--- Fred Bauder fredbaud@ctelco.net wrote:
Suppose we did require cooperation with mediation and consider how the user conducted themselves and sanction those who don't cooperate. What do we gain, what do we lose?
Fred
Generally, I think it's not a bad. It would make for a terrible absolute rule, though - as there's always going to be cases that will need to head straight for arbitration, just as there will always be rulelawyers who will try to stall that if they realise it is coming by "seeking mediation" in bad faith first. I've seen it before; it'll happen again, I'm sure.
Now, Dan,
On 6/7/05, Dan Grey dangrey101@yahoo.co.uk wrote:
I think we'd find mediation was suddenly much more effective.
I've been reading people's comments and sounding out the MC. People *want* to make it work, and there's some clear ideas that people want to try - such as assigning cases. Yes I can see there's potential problems with that but the current method is very broken - why don't we just try it and see what happens?
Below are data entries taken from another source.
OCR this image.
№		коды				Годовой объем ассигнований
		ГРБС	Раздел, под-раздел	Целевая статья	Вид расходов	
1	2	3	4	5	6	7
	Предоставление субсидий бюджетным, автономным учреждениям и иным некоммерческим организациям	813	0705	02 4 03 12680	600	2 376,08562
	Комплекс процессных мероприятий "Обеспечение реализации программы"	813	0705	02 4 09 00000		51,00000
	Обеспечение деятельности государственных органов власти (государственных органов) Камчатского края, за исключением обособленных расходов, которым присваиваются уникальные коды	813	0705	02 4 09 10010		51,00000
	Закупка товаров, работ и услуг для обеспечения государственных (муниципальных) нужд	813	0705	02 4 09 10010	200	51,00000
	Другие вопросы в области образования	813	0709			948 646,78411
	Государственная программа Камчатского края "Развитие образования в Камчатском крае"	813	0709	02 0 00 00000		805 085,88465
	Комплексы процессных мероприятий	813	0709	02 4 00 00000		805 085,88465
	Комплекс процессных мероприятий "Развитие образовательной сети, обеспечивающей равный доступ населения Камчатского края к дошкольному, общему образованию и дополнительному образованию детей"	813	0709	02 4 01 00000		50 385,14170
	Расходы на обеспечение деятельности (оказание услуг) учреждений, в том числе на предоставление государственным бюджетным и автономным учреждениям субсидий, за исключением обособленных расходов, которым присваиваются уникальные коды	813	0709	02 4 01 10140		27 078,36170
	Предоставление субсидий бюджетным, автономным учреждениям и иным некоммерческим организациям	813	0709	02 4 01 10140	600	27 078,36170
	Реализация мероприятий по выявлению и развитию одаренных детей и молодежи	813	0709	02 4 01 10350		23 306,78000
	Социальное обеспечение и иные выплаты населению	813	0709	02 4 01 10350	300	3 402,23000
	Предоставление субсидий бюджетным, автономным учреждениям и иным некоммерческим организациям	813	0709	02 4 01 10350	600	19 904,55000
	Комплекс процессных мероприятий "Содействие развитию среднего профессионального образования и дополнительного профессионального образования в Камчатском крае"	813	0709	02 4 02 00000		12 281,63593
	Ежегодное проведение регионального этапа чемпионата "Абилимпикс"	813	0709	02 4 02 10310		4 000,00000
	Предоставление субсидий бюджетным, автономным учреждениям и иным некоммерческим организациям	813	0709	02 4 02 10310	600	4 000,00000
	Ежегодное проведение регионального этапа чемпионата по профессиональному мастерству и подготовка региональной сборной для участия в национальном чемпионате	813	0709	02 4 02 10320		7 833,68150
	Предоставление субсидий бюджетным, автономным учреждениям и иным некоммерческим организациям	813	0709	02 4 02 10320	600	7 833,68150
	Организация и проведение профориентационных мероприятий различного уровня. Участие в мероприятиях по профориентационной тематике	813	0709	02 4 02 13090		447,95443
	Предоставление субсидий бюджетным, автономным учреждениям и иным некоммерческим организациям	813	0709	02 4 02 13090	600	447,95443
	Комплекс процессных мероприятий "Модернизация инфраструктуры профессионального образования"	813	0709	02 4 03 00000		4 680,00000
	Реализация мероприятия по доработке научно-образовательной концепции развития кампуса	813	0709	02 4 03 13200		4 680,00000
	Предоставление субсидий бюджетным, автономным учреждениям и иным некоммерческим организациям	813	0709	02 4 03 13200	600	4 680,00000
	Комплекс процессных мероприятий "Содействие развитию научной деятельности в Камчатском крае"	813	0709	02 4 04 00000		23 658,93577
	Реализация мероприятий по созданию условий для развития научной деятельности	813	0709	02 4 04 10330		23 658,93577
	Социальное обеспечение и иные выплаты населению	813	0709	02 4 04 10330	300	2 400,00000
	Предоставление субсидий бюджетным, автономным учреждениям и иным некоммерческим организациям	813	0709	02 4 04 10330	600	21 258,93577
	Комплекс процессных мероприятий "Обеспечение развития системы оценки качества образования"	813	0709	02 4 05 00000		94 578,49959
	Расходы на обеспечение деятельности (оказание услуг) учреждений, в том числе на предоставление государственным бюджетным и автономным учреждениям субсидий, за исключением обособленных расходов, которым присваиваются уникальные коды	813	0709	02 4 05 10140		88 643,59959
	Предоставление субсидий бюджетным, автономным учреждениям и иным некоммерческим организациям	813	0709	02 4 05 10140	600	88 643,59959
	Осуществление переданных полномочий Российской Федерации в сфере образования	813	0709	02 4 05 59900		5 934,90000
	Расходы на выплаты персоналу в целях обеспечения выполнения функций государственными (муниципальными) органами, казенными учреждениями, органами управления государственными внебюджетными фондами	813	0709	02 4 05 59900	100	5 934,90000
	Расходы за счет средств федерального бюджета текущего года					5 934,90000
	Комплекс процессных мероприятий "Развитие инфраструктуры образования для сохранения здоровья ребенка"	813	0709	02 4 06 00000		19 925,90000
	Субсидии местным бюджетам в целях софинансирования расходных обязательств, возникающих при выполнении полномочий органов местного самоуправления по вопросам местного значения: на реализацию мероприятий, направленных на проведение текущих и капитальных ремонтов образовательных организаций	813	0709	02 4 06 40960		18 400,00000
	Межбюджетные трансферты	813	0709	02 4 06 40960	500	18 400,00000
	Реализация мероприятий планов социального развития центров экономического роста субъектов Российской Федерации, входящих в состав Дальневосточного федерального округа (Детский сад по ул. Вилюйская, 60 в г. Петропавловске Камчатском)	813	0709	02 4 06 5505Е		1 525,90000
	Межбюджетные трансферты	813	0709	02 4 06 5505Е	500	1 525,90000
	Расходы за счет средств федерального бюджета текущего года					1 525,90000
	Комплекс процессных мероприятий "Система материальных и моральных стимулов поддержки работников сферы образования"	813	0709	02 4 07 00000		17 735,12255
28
We may find that this debate over a 'content committee' (concom?! :-) ) is rendered moot.
So let's make it happen and see what the result is.
We're just throwing ideas out there at the moment - reviving the mediation committee is one, a content committee is another, and there's quite a few that you haven't mentioned. *If* the mediation committee is brought back, we need to have a clear idea of what we're going to do about it - and I'm a bit confused by your statement about "assigning cases" (it sounds like exactly what we did before).